Что вопрос глупый, Василий почувствовал сразу же. Он ещё не договорил, а отец уже печально качнул головой. Отвернувшись, глухо сказал, назвав его по имени и отчеству:

— Нет, Василий Поликарпович, не хватит, кажется, у тебя мужества извиниться перед ним, да ещё в газете… Пойдём, что ли, ко мне домой, чайку попьём.

Василий безмолвно сидел перед ними, перед своим отцом и председателем колхоза, как не ответивший простенького урока школьник перед учителями. Он не знал, как выйти из неловкого положения, в которое попал из-за своего вопроса.

— Видите ли…

Но Савельев пожалел его и заговорил сам.

— Видишь ли, — повторил он его слова, — к ихним планам мы, в конкретности я, относимся и так и сяк… Я там не был, тамошних условий и положения не знаю. Может быть, надо им в ноги кланяться, если… если научились так хозяйствовать. Но ведь погляди, что получается… Наша область тоже нынче взяла два годовых плана по мясу. План разверстали по районам, районы — по колхозам и совхозам. И теперь нас заставляют сдать три годовых плана. Три! «У нас, говорят, животноводство сильное, кому, как не «Красному партизану», пример показать!» Ты понимаешь, Василий Поликарпович, что это значит? Где у нас такие возможности? За область опять же не знаю, а нам тот план — гроб с крышкой. Коров, что ли, вырубать? — Голос Савельева всё креп, наливаясь злостью. — Можно, конечно, и коров. Можно весь молодняк на мясокомбинат отправить. Таким-то образом можно пять планов выполнить в один год, можно и шесть. А потом по миру идти? Это как, умеем или не умеем хозяйствовать?

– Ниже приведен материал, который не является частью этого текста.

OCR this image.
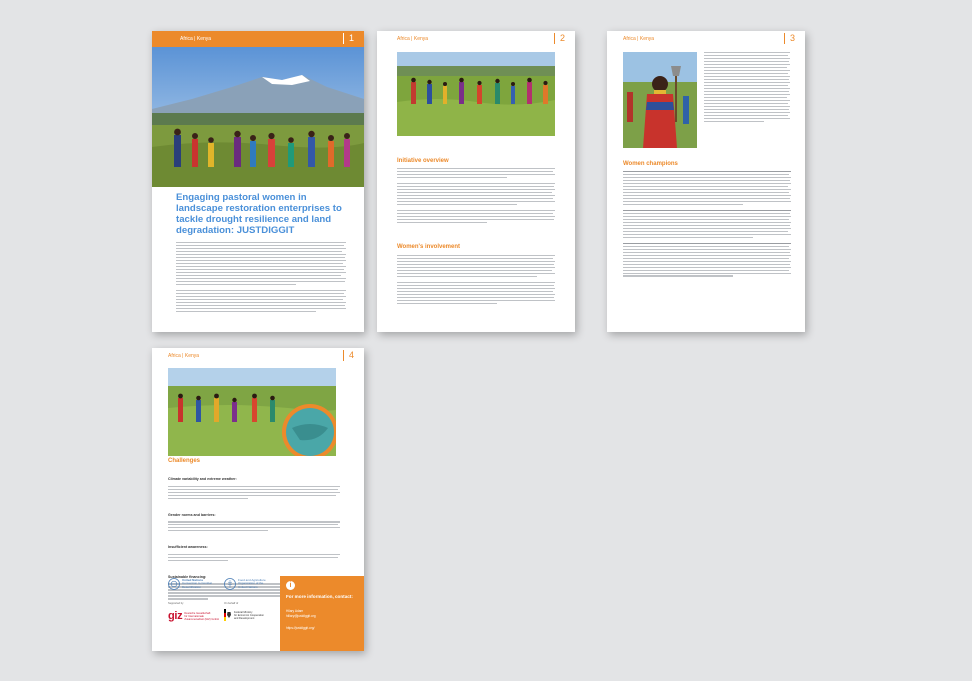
Africa | Kenya	1
Engaging pastoral women in landscape restoration enterprises to tackle drought resilience and land degradation: JUSTDIGGIT
Africa | Kenya	2
Initiative overview
Women's involvement
Africa | Kenya	3
Women champions
Africa | Kenya	4
Challenges
Climate variability and extreme weather:
Gender norms and barriers:
Insufficient awareness:
Sustainable financing:
United Nations
Convention to Combat
Desertification
Food and Agriculture
Organization of the
United Nations
Supported by	On behalf of
giz Deutsche Gesellschaft
für Internationale
Zusammenarbeit (GIZ) GmbH
Federal Ministry
for Economic Cooperation
and Development
i
For more information, contact:
Hilary Adam
hillary@justdiggit.org
https://justdiggit.org/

— Насколько я знаю, вы не соглашаетесь пока даже и на два плана, — сказал Василий.

— Он не соглашается, а ему выговор! — резко проговорил отец. — Станет ещё сопротивляться — Полипов пригрозит партбилет отнять. Бывали такие случаи, сам знаешь.

— Вот и выходит, что не дают воли, не дают развернуться, — сказал Савельев ровным, немного усталым голосом. — Не знаю, сколько с нас мяса нынче возьмут. Ежели в самом деле три годовых плана, на шесть лет вперёд животноводство наше обескровят. А за эти шесть лет мы бы не шесть, а около десятка нынешних планов дали государству, ежели бы всё нормально, по-хозяйски шло. А так на этих трёх и засохнем. Вот и считай… Умеешь считать?

— Но, папа… Иван Силантьевич! Вот бы Полипову и предложить так посчитать.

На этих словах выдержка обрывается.